A Sterilizer temperature sensor that verifies that the sterilizer is at 800 degrees Fahrenheit.
Each specimen is processed in 40 seconds or less, which is slightly slower than the manual operation, but InocuLab can run continuously all day and it doesn't take lunch breaks or sick days. In addition, the system is walk away, only requiring operator attention every 30 minutes to replenish specimens and media.
RESULTS TO DATE
The system clearly is cost justified in any of the larger laboratories in the world. Payback periods of less than 3 years are normal and an attractive Internal Rate of Return is possible depending on the efficiency of the current operation and the cost of disposable loops; a consumable that is displaced. This does not include the benefit from elimination of overtime to handle peak volumes that occur regularly in a lab and are impossible to predict.

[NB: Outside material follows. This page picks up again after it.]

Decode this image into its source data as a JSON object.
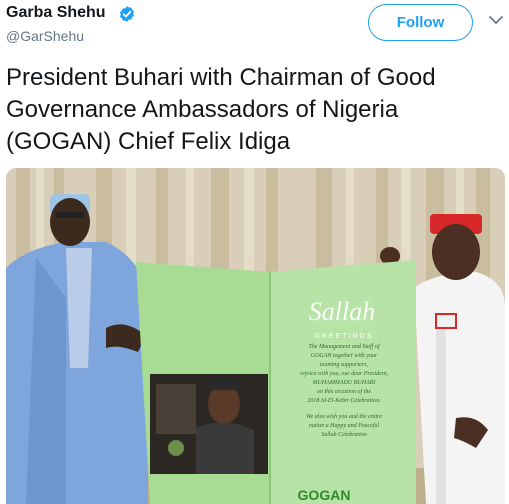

There are a large number of other benefits and savings that accrue from automating the front end of Bacteriology. Repetitive Strain injuries from opening and closing hundreds of containers every day is a significant problem alleviated by automation. In fact, some labs have asked us to apply the uncapping/recapping technology to other areas in the lab because of this issue. Another feature mentioned by lab technologists is that the operation is obviously safer with less exposure to biohazards and the noise associated with working under a biohazard hood. There are savings by eliminating hiring and training costs from staff turnover since the front end is a labour intensive operation.

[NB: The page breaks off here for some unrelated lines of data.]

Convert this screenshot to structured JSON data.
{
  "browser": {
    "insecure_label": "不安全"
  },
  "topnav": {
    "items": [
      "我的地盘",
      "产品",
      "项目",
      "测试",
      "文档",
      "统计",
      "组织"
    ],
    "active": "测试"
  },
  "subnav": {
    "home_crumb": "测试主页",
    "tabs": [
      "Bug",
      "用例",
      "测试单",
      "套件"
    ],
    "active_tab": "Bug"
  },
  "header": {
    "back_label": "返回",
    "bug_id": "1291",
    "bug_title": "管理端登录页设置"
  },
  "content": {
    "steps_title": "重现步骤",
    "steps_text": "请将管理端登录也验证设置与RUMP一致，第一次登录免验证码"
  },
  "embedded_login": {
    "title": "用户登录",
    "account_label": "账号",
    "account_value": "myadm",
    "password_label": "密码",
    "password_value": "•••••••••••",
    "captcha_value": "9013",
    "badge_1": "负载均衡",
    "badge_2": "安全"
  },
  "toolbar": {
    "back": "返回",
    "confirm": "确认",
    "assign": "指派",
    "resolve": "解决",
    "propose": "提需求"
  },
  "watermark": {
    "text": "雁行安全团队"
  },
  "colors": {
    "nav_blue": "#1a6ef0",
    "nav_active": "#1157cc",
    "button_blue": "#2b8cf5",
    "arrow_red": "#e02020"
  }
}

Mechanically applied streaking patterns are exactly the same on every agar plate. This consistency allow for easier and faster interpretation of organism growth.
There is also evidence of a significant improvement in quality over manual methods. Clinical studies at two labs showed that automation results in zero carryover or cross contamination – both serious concerns in microbiology. In addition, the results have a very high rate of reproducibility: 100% for InocuLab compared to less than 85% for manual. This is a significant difference that will result in a positive impact on patient care. These results are expected to be published next year. They should result in quality of clinical results being recognized as a major reason for automating the front end of this area of the laboratory in the future versus the concentration on labor savings where most front end automation projects focus.
LESSONS LEARNED
First, from a laboratory business perspective, front end automation in Microbiology is a feasible and profitable area to address. Significant Full Time Equivalent (FTE) savings are possible in addition to the many other benefits mentioned previously.

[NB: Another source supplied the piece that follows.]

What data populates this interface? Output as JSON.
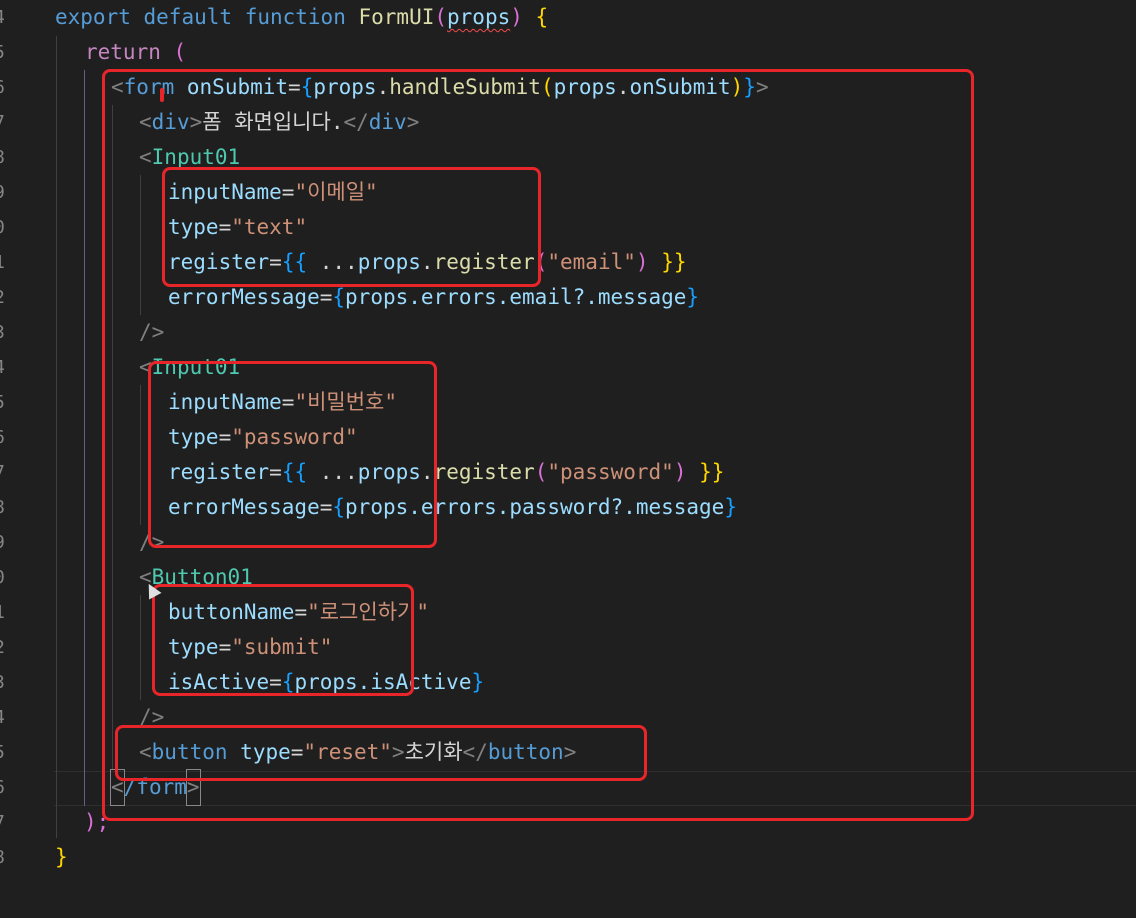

As an engineering challenge, handling Bacteriology specimens is extremely complex, especially when there is a need to pass stringent requirements of zero carryover and exact reproducibility when compared to current methods. Uncapping of specimen containers is relatively straightforward. However, the whole operation of recapping, especially rubber stoppers, was a difficult problem to solve. Another discovery was that most lab supplies such as media plates, specimen containers, and caps have a very wide variation in specification and tolerance: characteristics not conducive to automation. Next, laboratory procedures vary from lab to lab – even within the same corporation. One lab will use one plate, another two, some three, and some four for the same test. Technologists have preferences in streaking patterns. InocuLab had to be able to accommodate all these variations. The engineering required to master these variations all took time to complete but are necessary for the successful automation of the microbiology front end.
The concepts and engineering employed in the current Urine version of InocuLab will work just as well with specimens on swabs, the other high volume test in Microbiology. Different grippers and program logic are required to accommodate the different container but the overall method of streaking and thus the quality of results is essentially the same.
From a Microbiology perspective, the improved quality was the most startling discovery and one that should drive the focus on microbiology automation in the future.